The focus of the interview is suggesting that conservative blogs are promoting “conspiracy theories” like the Obama birthers. Cox and Tanenhaus draw a comparison to the 1960s when William F. Buckley Jr. effectively wrote the John Birch Society out of the conservative movement by denouncing them as crank conspiracists.  Cox and Tanenhaus claim that there’s no one in the Conservative Movement doing this today. This is a complete lie. “Mainstream,” “moderate” conservatives have denounced the Birther Conspiracy. David Horowitz, NewsReal, Mike Huckabee, and Ann Coulter have all dismissed the notion that President Barack Obama is not a natural born citizen.

But the birther issue is not the only conspiracy theory Cox cited. She also noted WND's role in promoting the "deather" issue -- the discredited idea that health care reformcontains "death panels" -- and that "it's currently warning that the White House is spying on your Facebook page." Cooper doesn't mention these -- perhaps because his fellow NewsReal writers, far from dismissing it, have endorsed the "death panel" attack.

Further, Cooper's claim that "'Mainstream,' 'moderate' conservatives have denounced the Birther Conspiracy" belies the fact that such denunciation has not been consistent. As Cooper Cox and Tanenhaus note:

TANENHAUS: Now what we see are supposed intellectuals on the right who are really mouthpieces of the party and don't differ with it in any way. So they give you not denunciations of these sorts of conspiracy theories but highbrow versions of them. In other words, they agree.
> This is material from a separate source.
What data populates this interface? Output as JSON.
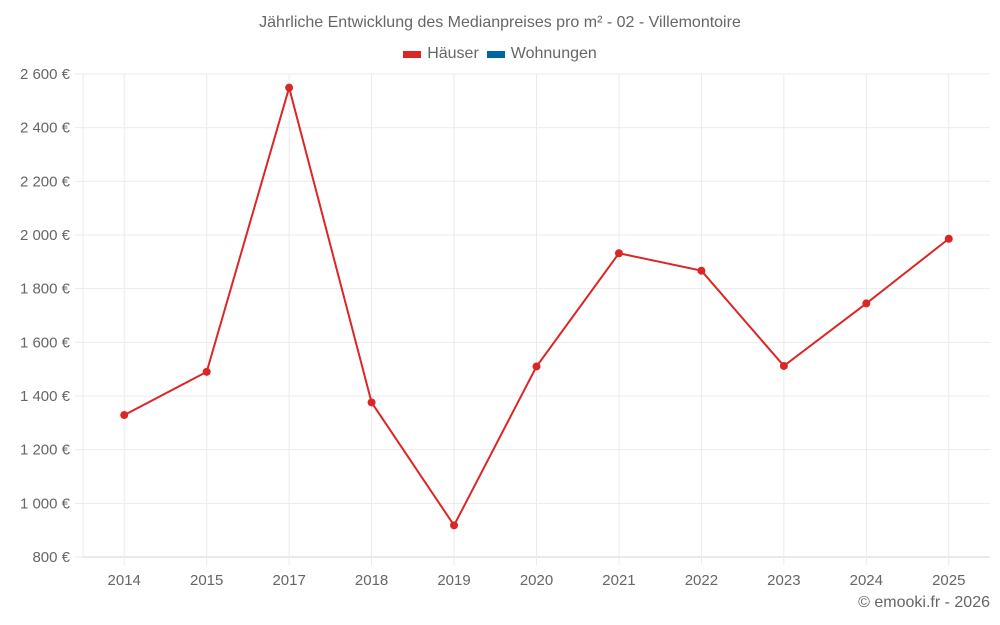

COX: Like in the National Review recently, actually, about this birther thing, they sort of very -- I think very proudly pat themselves on the back about running this editorial saying that they didn't buy into the birther movement. But then --

TANENHAUS: They pulled out some evidence.

COX: That's right.

TANENHAUS: Well, you know, the great historian --

COX: They pulled -- they had someone write a piece that said, "Well, I don't believe in the birther movement, but it raises some interesting questions."

Indeed, while NewsReal sister publication FrontPageMag did denounce the birthers back in April, it has not done so in any significant way since then -- and we don't see Cooper exactly rushing to do any substantive denunciation now.